Solo has asked for the wisdom of the Perl Monks concerning the following question:

My pipe dream is something like this:

print "Press CRTL-C to skip to next item\n"; $SIG{INT} = sub { print "skipping"; next LOOP; }; LOOP: for $item (@BigList) { print "Slowly processing $item..."; # etc }

But this doesn't work because the LOOP label is not in scope.

Is there an easy way to let user input 'abort' to the next iteration of a loop, or am I forced to introduce event polling throughout the processing section?

--Solo
--
You said you wanted to be around when I made a mistake; well, this could be it, sweetheart.

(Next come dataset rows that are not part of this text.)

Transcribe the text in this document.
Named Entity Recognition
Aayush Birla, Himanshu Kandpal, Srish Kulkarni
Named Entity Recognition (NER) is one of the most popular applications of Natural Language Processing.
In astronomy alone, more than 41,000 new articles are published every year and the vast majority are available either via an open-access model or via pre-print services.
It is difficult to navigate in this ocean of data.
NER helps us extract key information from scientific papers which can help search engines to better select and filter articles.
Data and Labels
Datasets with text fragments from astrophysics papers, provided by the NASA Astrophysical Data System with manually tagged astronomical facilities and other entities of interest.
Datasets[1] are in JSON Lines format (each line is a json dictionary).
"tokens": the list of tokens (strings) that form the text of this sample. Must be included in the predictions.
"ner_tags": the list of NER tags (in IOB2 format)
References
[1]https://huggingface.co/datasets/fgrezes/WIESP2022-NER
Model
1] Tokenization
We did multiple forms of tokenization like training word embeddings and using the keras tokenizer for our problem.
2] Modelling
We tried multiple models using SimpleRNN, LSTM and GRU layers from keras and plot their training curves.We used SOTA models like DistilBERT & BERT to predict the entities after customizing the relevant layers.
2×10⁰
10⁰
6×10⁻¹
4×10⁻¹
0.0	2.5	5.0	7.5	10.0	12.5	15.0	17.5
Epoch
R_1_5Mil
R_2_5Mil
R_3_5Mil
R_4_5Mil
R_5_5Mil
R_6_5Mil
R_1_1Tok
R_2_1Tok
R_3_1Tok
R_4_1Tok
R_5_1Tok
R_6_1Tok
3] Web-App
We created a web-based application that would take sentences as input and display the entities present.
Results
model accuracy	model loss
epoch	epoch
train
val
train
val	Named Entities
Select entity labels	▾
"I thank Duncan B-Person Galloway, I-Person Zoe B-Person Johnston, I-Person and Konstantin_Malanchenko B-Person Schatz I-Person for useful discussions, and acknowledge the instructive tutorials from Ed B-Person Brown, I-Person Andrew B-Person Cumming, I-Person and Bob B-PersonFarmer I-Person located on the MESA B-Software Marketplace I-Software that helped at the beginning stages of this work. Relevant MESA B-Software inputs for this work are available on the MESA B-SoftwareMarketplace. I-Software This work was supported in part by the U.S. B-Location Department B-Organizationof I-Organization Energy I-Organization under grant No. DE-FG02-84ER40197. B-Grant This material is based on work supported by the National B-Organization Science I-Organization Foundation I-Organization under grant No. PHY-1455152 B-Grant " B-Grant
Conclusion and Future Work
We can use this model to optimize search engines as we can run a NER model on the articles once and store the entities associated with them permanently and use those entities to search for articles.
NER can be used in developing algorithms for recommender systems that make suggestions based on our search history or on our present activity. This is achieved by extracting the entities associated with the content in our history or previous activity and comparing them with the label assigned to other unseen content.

Replies are listed 'Best First'.
Re: User interactivity in long loops
by Anonymous Monk on Jun 30, 2004 at 15:50 UTC

    How about something like this:

    $SIG{INT} = sub { die "Skip" }
    
    LOOP: for $item (@BigList) {
         eval {
              print "Slowly processing $item..."; 
              # ...
         };
    
         if ($@ eq 'Skip') {
              # The user pressed ^C
              # If you need to clean up after it, do it here
              # Otherwise, this is a no-op
         }
         elsif ($@) {
              # Something else died
              # You may need some cleanup code here too.
         }
         else {
              # This item was processed w/o any interruptions.
         }
    }
    

    So, the concept here is you have wrapped your code in an eval block. If anything dies, it will stop the execution of the eval block at that spot. Outside of the eval block, you can inspect $@ to see if anything died (and what was thrown).

    So far, the above is just common exception handling. What we do is setup SIGINT to die with a special message. The equivalent in Java might be throwing a Thread Interrupted Exception.

    Please note that eval {} is not the same as eval "" and does not have the associated performance penalty.

    Hope this helps.

    Ted

      That will work nicely. Thanks, Ted!

      --Solo
      --
      You said you wanted to be around when I made a mistake; well, this could be it, sweetheart.